Dumas’ method was a very simple method using PV=nRT in order to calculate to molar mass of the unknown.
This method assumes that the liquid neither dissociates or associates in going from liquid to vapour, thus the molecular mass of the liquid would be the same of the vapour [1]. With Dumas’ method the resulting molar mass was 73.44 g/mol. This does make sense because in the results it was determined that the functional group was an ester and there are two esters that are very close in molar mass, methyl acetate and ethyl formate. The methyl acetate and the ethyl formate both have a molar mass of 74.08 g/mol [5][6]. The last step is to distinguish between the two. Both methyl acetate and ethyl formate are described as having a “fruity odour”, relatively close boiling points and the same colourless appearance [5][6]. However, there is one source that says that methyl acetate has a “characteristically pleasant smell reminiscent of some glues and nail polish removers” [7]. For the ester test in the lab, the unknown and the ester did smell a lot like nail polish remover.
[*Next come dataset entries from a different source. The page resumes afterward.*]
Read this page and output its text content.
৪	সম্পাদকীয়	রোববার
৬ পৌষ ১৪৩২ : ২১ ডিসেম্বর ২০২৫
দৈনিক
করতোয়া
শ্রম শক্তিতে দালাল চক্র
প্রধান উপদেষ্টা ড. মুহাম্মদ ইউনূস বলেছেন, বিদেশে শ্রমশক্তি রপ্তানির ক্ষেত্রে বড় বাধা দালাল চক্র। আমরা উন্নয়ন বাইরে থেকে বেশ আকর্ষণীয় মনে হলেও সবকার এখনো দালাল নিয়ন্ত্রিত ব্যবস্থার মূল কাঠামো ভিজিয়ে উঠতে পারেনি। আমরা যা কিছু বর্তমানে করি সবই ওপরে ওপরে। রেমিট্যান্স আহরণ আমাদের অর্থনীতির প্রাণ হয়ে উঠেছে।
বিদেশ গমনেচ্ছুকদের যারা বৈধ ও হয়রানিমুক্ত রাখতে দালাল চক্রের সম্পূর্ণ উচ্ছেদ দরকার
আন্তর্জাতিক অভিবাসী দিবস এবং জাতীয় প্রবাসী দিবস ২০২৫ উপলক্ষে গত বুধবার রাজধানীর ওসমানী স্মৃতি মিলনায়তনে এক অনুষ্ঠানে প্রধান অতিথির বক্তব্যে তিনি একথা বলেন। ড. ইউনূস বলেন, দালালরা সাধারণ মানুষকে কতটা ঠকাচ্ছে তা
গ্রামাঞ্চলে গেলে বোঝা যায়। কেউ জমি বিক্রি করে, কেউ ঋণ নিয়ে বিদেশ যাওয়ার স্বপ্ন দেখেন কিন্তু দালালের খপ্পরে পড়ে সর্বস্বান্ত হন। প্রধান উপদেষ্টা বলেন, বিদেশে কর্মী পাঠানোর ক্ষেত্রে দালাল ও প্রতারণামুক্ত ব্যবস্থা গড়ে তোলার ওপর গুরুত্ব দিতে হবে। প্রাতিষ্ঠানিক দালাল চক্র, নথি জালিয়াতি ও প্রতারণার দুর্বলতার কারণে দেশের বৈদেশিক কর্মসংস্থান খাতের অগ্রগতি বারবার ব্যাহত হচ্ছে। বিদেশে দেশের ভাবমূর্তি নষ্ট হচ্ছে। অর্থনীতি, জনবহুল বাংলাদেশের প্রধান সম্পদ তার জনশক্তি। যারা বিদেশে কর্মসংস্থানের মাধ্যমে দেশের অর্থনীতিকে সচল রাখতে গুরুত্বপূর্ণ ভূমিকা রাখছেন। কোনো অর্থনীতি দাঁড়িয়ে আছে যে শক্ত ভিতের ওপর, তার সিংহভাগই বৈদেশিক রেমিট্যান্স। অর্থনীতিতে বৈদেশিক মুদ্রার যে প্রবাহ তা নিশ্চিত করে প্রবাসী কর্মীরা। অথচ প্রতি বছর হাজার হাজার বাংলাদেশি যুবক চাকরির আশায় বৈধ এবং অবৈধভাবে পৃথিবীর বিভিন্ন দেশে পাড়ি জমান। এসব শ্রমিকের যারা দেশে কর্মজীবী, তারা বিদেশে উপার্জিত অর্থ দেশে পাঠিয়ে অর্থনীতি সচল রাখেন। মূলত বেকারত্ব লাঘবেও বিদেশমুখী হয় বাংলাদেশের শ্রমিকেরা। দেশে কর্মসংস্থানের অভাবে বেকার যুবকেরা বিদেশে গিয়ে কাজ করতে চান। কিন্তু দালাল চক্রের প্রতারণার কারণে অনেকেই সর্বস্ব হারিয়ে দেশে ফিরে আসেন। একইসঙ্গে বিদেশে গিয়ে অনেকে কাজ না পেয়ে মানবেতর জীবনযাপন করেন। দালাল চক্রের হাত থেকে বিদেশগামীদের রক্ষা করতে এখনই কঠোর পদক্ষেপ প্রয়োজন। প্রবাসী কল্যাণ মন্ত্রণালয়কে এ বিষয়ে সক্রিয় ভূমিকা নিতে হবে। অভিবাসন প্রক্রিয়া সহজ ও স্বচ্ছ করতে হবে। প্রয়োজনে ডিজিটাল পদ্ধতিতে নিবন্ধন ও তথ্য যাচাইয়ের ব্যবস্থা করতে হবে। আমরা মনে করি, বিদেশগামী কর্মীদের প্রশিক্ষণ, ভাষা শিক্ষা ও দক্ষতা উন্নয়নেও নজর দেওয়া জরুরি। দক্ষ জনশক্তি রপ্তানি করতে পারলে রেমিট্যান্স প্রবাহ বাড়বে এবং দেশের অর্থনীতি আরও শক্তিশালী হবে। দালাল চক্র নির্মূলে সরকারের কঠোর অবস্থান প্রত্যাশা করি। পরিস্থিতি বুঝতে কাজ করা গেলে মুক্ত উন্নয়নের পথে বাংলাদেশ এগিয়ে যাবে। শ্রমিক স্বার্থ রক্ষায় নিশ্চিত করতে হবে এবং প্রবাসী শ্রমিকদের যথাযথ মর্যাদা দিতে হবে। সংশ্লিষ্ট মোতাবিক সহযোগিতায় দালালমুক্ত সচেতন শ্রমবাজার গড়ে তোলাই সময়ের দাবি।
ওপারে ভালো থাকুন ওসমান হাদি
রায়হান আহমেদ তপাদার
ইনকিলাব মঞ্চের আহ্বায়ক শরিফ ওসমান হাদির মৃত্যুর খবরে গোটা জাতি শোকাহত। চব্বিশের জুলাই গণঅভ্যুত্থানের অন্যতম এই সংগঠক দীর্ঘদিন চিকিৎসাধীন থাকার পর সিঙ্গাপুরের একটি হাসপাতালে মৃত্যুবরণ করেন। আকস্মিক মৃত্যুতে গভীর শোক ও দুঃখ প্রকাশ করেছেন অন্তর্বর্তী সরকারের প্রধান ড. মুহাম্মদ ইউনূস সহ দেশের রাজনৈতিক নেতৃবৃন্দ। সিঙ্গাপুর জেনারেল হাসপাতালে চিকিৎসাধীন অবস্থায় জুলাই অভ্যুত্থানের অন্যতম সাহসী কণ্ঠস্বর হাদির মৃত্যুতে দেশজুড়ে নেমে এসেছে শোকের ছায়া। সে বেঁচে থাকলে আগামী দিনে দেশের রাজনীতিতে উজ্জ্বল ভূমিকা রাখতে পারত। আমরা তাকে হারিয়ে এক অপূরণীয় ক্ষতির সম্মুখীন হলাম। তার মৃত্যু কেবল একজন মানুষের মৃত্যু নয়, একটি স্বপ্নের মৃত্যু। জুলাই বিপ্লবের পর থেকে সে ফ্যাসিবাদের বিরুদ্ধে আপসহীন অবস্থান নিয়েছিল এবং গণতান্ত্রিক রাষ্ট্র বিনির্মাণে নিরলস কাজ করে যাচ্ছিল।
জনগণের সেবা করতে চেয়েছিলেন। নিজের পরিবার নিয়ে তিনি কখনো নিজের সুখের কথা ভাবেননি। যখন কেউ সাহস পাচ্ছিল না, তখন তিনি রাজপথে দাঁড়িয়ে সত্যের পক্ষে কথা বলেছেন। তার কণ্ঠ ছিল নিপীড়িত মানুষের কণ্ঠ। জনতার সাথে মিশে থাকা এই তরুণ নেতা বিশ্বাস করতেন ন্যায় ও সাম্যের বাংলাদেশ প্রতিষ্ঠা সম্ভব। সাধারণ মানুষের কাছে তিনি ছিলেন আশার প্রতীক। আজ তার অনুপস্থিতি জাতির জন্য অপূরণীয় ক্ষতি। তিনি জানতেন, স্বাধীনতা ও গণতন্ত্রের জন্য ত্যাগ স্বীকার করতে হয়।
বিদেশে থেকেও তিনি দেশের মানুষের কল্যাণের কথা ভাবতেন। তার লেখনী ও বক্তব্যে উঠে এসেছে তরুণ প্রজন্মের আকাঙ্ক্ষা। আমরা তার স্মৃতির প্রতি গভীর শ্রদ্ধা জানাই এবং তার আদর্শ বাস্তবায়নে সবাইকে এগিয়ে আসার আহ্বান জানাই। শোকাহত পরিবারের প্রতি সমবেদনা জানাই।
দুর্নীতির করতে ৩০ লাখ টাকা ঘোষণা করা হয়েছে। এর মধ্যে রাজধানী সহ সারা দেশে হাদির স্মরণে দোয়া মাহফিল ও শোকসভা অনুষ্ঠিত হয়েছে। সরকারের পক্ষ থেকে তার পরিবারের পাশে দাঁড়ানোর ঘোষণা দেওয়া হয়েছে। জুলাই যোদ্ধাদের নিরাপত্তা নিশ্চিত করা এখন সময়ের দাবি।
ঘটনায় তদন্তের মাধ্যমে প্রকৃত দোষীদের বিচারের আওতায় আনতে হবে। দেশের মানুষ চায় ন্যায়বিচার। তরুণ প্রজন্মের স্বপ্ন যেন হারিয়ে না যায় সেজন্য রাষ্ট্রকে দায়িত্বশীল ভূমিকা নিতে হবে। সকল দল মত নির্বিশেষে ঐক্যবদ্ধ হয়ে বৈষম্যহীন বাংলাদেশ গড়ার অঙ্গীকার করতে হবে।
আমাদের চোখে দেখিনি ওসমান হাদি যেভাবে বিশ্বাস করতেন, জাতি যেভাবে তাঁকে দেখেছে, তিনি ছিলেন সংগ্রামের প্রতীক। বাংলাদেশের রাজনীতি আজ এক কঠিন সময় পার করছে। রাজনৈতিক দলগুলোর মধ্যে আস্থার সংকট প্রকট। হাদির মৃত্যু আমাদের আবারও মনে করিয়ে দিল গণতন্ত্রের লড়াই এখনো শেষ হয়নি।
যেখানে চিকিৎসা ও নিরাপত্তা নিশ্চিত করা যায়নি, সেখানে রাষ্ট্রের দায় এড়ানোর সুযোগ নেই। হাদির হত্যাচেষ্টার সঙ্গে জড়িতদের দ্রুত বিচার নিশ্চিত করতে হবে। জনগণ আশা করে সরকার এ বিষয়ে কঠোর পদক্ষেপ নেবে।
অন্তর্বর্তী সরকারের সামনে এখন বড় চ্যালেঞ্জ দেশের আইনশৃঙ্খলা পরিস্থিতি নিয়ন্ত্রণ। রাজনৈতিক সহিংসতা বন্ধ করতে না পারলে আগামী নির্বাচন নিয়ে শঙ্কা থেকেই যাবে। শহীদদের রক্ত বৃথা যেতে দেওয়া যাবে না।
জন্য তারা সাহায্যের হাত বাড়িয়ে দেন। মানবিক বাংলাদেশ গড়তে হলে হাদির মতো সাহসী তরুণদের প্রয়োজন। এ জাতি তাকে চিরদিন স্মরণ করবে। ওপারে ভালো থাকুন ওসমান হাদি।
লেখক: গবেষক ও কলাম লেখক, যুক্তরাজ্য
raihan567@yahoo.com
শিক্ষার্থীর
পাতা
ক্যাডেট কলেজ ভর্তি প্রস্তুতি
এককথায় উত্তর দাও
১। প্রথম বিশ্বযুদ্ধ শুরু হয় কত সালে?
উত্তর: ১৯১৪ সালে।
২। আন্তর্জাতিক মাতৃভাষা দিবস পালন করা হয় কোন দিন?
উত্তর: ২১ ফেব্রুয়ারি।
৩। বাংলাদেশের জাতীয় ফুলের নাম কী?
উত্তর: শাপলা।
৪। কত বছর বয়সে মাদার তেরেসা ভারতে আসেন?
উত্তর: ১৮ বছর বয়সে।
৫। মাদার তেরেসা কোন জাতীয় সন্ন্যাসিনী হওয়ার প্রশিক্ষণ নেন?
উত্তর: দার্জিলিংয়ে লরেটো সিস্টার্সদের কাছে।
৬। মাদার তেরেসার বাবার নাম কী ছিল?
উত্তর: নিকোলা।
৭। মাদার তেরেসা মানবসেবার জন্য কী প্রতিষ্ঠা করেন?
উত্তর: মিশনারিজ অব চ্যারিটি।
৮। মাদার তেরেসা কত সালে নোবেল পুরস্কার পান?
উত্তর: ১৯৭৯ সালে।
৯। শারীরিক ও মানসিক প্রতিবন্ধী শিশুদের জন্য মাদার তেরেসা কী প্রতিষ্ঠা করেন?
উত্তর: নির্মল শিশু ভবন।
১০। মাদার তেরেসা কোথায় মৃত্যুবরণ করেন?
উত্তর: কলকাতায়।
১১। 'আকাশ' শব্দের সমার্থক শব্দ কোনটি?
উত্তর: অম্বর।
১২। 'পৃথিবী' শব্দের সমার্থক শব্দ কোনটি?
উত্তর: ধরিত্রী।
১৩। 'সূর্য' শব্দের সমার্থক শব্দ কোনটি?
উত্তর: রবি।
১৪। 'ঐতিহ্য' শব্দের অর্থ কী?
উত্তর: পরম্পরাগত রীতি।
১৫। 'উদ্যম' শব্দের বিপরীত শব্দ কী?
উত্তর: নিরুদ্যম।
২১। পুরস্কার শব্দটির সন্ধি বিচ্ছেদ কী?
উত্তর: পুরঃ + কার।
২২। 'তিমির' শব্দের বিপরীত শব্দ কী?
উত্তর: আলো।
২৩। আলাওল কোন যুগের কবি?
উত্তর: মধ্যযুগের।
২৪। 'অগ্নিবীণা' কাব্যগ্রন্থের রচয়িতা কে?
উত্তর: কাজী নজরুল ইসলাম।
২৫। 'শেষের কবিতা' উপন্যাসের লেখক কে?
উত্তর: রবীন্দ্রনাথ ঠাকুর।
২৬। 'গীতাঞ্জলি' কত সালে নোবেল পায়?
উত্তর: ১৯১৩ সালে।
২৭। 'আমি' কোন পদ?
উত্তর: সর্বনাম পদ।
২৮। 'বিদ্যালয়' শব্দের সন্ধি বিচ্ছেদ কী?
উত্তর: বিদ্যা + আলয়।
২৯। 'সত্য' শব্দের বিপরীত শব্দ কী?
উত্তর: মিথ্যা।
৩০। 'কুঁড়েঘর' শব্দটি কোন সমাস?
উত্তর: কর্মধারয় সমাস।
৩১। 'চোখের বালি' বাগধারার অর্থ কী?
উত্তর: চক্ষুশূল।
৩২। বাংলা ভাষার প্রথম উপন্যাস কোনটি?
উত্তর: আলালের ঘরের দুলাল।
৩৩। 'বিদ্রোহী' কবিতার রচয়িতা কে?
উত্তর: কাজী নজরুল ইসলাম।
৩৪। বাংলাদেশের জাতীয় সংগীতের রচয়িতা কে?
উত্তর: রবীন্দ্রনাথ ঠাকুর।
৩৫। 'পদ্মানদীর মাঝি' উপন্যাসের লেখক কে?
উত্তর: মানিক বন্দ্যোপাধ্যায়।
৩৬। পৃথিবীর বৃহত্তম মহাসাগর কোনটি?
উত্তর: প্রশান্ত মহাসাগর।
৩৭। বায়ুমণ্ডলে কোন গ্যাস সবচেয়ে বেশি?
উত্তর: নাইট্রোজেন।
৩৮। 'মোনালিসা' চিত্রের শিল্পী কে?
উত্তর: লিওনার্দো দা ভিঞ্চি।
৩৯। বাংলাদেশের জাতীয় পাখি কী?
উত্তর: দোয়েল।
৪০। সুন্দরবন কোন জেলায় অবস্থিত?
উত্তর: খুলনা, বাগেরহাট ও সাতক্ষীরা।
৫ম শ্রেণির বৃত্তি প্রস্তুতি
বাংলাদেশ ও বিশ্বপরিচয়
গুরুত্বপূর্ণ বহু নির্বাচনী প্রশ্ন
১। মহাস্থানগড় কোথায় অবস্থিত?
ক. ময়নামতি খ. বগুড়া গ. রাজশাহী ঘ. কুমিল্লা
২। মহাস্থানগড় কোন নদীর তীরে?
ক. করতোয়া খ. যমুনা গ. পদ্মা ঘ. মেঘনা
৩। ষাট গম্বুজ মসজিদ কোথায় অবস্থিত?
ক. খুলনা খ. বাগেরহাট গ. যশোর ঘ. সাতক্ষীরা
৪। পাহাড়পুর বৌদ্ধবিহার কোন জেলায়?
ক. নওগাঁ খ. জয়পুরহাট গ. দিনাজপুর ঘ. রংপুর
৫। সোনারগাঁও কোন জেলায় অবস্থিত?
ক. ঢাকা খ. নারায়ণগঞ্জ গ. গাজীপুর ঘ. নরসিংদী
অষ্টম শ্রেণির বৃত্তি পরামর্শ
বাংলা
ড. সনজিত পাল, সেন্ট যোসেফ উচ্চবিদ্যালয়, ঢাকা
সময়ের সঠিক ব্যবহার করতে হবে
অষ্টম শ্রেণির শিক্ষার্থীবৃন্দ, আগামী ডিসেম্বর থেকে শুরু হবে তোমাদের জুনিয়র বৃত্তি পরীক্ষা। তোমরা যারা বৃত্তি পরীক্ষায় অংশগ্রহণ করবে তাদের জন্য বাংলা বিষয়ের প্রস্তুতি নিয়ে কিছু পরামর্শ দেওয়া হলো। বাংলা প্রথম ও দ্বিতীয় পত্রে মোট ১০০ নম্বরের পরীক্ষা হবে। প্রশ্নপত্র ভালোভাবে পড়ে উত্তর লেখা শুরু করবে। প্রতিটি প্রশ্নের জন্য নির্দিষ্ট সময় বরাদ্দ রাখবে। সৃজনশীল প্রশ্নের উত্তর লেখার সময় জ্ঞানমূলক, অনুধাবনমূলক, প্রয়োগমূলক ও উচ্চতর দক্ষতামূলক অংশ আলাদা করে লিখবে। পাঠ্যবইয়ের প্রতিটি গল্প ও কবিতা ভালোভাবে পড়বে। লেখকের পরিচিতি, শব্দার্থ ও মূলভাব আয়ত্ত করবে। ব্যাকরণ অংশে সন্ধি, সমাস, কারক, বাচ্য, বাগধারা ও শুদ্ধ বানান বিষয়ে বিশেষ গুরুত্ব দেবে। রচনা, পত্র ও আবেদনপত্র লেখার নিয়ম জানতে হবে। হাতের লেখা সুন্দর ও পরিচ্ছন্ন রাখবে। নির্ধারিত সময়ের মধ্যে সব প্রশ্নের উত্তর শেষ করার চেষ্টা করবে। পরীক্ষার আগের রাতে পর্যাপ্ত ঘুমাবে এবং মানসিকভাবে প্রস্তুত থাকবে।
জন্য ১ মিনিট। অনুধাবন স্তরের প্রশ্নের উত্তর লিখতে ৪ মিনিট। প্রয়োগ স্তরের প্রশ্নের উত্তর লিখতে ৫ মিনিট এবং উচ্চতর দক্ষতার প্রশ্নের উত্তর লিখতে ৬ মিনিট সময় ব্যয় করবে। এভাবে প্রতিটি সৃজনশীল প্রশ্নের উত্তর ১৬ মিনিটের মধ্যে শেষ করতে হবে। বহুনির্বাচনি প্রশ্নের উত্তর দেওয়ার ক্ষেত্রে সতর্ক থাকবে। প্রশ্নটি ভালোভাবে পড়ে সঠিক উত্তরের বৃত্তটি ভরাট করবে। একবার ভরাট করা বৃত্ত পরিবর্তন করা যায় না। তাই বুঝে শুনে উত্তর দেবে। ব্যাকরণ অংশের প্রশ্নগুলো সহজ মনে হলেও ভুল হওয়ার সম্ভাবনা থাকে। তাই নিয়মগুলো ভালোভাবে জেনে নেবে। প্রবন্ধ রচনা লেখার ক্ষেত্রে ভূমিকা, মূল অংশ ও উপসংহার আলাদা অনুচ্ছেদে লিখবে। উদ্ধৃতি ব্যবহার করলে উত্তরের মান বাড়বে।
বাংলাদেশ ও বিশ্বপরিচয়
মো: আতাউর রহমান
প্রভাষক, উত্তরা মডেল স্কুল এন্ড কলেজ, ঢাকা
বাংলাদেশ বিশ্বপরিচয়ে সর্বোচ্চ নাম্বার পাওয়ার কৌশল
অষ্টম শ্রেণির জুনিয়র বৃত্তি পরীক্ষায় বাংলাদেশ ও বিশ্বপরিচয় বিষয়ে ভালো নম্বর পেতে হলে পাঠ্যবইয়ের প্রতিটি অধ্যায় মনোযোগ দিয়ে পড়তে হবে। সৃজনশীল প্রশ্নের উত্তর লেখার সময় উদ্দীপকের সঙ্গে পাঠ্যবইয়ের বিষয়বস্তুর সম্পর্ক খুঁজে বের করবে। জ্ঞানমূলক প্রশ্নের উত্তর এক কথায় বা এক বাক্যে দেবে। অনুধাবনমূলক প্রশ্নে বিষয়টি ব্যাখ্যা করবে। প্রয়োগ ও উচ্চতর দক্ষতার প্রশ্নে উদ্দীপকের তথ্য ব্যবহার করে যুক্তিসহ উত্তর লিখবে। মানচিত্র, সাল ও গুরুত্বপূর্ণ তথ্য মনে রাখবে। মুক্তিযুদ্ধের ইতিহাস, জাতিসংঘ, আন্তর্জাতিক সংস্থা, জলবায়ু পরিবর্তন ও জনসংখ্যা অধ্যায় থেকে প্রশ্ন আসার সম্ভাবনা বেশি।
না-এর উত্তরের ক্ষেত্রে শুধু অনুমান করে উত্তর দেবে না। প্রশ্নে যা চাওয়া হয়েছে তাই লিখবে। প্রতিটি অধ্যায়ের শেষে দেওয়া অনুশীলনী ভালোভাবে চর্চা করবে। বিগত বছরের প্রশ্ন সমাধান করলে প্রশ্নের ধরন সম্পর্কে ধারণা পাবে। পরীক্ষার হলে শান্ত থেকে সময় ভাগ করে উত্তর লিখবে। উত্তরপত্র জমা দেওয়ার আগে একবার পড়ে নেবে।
One method of discovering the specific ester one had is to taste it. Each ether has a different taste, for methyl acetate it’s described as a “fleeting fruity taste” [5], and for ethyl formate it’s described as having a slightly bitter taste [6]. The main potential source of error is when using the Dumas’ method one must poke a hole into the tin foil. This is effective in the case that it allows one to use the
atmospheric pressure within the calculations however its potentially ineffective for the reason that some particles may be able to escape from the hole. Overall, this would result in a lower mass and cause the molar mass to be a lower number than it should have been.
Conclusion
The purpose of this was to determine the identity of the unknown compound #12. This was completed successfully through qualitative and quantitative analyses. The identity was determined to be methyl acetate; the structure is displayed in figure 2.0.